MEME, YUMURTALIK KANSERİ VE OSTEOPOROZ RİSKİNİ DÜŞÜRÜR
Emzirmek, kadının meme kanserine yakalanma riskini büyük ölçüde düşürür. Emzirme sürecindeki düşük östrojen seviyesi ve meme hücrelerinde süt üretimi sırasında meydana gelen bir takım moleküler değişiklikler, bu hücreleri kanser gelişimine karşı daha dirençli hale getirir. Ayrıca emzirmek, yumurtalık kanseri oluşumunu da büyük ölçüde engeller. Yapılan araştırmalar 30 yaşından önce doğum yapan ve bir yıl ya da daha fazla süreyle bebeğini emziren kadınların yumurtalık kanserine yakalanma riskinde belirgin bir azalma olduğunu ortaya koymuştur. Kanser oluşumunu önlemesinin yanı sıra emziren annelerde osteoporoz (kemik erimesi) görülme sıklığı çok daha azdır.

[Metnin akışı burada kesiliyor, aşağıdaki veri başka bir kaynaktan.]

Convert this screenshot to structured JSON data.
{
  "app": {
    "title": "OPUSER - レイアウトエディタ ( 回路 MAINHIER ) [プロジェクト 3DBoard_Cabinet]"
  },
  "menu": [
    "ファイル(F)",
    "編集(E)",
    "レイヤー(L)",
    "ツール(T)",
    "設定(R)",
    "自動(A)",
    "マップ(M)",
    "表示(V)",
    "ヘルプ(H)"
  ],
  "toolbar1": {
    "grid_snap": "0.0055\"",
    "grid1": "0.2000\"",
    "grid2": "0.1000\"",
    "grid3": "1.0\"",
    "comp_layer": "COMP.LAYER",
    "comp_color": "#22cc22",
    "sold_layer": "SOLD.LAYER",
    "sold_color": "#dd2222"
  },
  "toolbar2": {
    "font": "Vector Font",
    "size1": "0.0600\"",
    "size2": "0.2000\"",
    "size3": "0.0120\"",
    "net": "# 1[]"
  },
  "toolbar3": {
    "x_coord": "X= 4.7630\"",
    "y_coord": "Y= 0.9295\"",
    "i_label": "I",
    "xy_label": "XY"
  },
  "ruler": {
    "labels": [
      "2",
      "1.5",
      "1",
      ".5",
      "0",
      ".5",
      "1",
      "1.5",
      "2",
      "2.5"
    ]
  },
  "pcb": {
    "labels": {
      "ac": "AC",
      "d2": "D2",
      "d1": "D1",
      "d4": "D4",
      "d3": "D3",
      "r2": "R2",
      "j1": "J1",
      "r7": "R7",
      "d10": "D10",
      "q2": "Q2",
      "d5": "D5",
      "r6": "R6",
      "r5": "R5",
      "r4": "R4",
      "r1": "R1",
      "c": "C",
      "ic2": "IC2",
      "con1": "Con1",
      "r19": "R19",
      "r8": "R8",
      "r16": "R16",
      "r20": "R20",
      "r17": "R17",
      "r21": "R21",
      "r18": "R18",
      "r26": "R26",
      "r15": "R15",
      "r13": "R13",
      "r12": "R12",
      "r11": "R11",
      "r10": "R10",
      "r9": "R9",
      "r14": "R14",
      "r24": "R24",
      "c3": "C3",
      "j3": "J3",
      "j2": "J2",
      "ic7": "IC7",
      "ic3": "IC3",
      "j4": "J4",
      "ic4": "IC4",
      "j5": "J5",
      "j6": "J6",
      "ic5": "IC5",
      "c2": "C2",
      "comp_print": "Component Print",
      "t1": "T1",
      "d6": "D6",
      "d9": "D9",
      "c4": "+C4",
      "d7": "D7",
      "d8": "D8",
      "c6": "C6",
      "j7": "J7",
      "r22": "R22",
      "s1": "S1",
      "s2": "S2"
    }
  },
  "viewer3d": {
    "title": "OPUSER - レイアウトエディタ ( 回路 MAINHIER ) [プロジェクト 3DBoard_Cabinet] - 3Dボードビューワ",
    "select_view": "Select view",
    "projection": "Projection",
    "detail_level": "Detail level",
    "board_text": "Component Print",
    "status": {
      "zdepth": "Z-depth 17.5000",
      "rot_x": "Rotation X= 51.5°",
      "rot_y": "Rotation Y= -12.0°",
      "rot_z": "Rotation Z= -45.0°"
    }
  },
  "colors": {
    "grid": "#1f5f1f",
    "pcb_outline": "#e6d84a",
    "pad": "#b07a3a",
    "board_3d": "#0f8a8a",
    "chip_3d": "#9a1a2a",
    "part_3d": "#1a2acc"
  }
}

DOĞUM SONRASINDAKİ İYİLEŞME SÜRECİNİ HIZLANDIRIR
Emzirmenin en belirgin faydalarından bir diğeri de rahim kasılmalarını düzenlemesidir. Emzirmeyle birlikte vücut oksitosin hormonu salgılar. Oksitosin salgısı kan dolaşımı ile birlikte rahme ulaşarak kasılmaya neden olur. Bu sayede de doğum yapan annenin kanaması azalır. Kasılma sırasında adet sancısına benzer ağrılar hissedilir. Emziren annelerde kanama daha az olduğundan uzun dönemde kansızlığa bağlı halsizlik, çarpıntı ve çabuk yorulma gibi yakınmalar daha az görülür.

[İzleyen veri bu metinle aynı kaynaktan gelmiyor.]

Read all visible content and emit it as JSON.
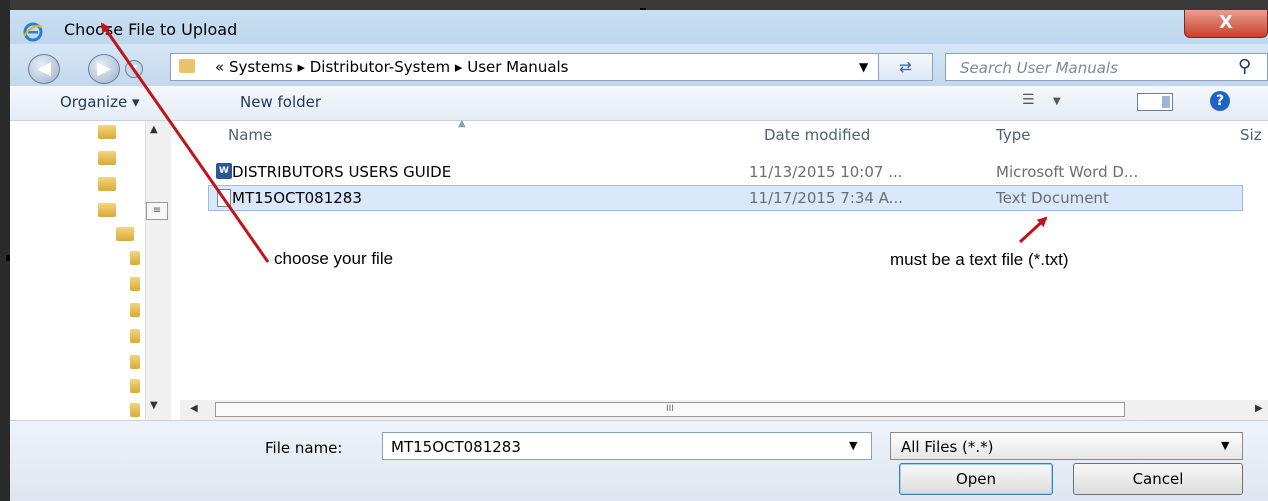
{
  "window": {
    "title": "Choose File to Upload",
    "close_label": "X"
  },
  "breadcrumb": {
    "text": "« Systems ▸ Distributor-System ▸ User Manuals"
  },
  "search": {
    "placeholder": "Search User Manuals"
  },
  "toolbar": {
    "organize": "Organize ▾",
    "new_folder": "New folder"
  },
  "columns": {
    "name": "Name",
    "date": "Date modified",
    "type": "Type",
    "size": "Siz"
  },
  "files": [
    {
      "name": "DISTRIBUTORS USERS GUIDE",
      "date": "11/13/2015 10:07 ...",
      "type": "Microsoft Word D...",
      "icon": "word-doc-icon"
    },
    {
      "name": "MT15OCT081283",
      "date": "11/17/2015 7:34 A...",
      "type": "Text Document",
      "icon": "text-file-icon",
      "selected": true
    }
  ],
  "scrollbar": {
    "thumb_glyph": "III"
  },
  "filename": {
    "label": "File name:",
    "value": "MT15OCT081283"
  },
  "filter": {
    "value": "All Files (*.*)"
  },
  "buttons": {
    "open": "Open",
    "cancel": "Cancel"
  },
  "annotations": {
    "choose": "choose your file",
    "text_file": "must be a text file (*.txt)"
  },
  "colors": {
    "arrow": "#c0141a",
    "selection": "#d9e8fb",
    "titlebar": "#c9dff2"
  }
}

ANNE, EMZİREREK GEBELİKTE ALDIĞI KİLOLARI YAKAR
Emziren annelerin salgıladığı sütteki enerjinin büyük bir kısmı yediklerinden karşılanır. Sağlıklı bir anne, günde ortalama 700-800 ml süt salgılar. Bunun için günlük kalori ihtiyacına ek olarak ortalama 750 kalori almaları gerekir. Bu miktarın 500 kalorisi annenin yediklerinden karşılanırken, 250 kalorisi gebelikte depolanan yağlardan karşılanır. Bu da emziren annelerin gebelik sırasında aldıkları fazla kiloların kaybına yol açar.
DÜZENLİ EMZİREN KADIN HAMİLELİKTEN 10 HAFTA KORUNUR
Doğumdan sonra ilk cinsel ilişki annenin fiziksel ve psikolojik durumuna bağlıdır. Genellikle doğumdan 6 hafta sonra cinsel ilişkide bulunulabilir. Cinsel ilişki ile birlikte çiftlerde hamile kalma korkusu da başlar. Özellikle gelişmekte olan ülkelerde emzirmenin gebelikten korunmada önemi büyüktür. Ancak bu etki, annenin beslenme durumuna, emzirme sıklığına ve bebeğe ek besin verilmesi gibi etkenlere bağlıdır. Doğumdan 6 aydan sonra veya annenin adet görmesi gibi durumlarda gebelik şansı artar. Tam korunma sürekli emziren kadınlarda 10 hafta için geçerlidir. Hiç emzirmeyen veya aralıklı emziren kadınlar ise doğum sonrası 3. haftada korunma yöntemlerini uygulamaya başlamalıdırlar.”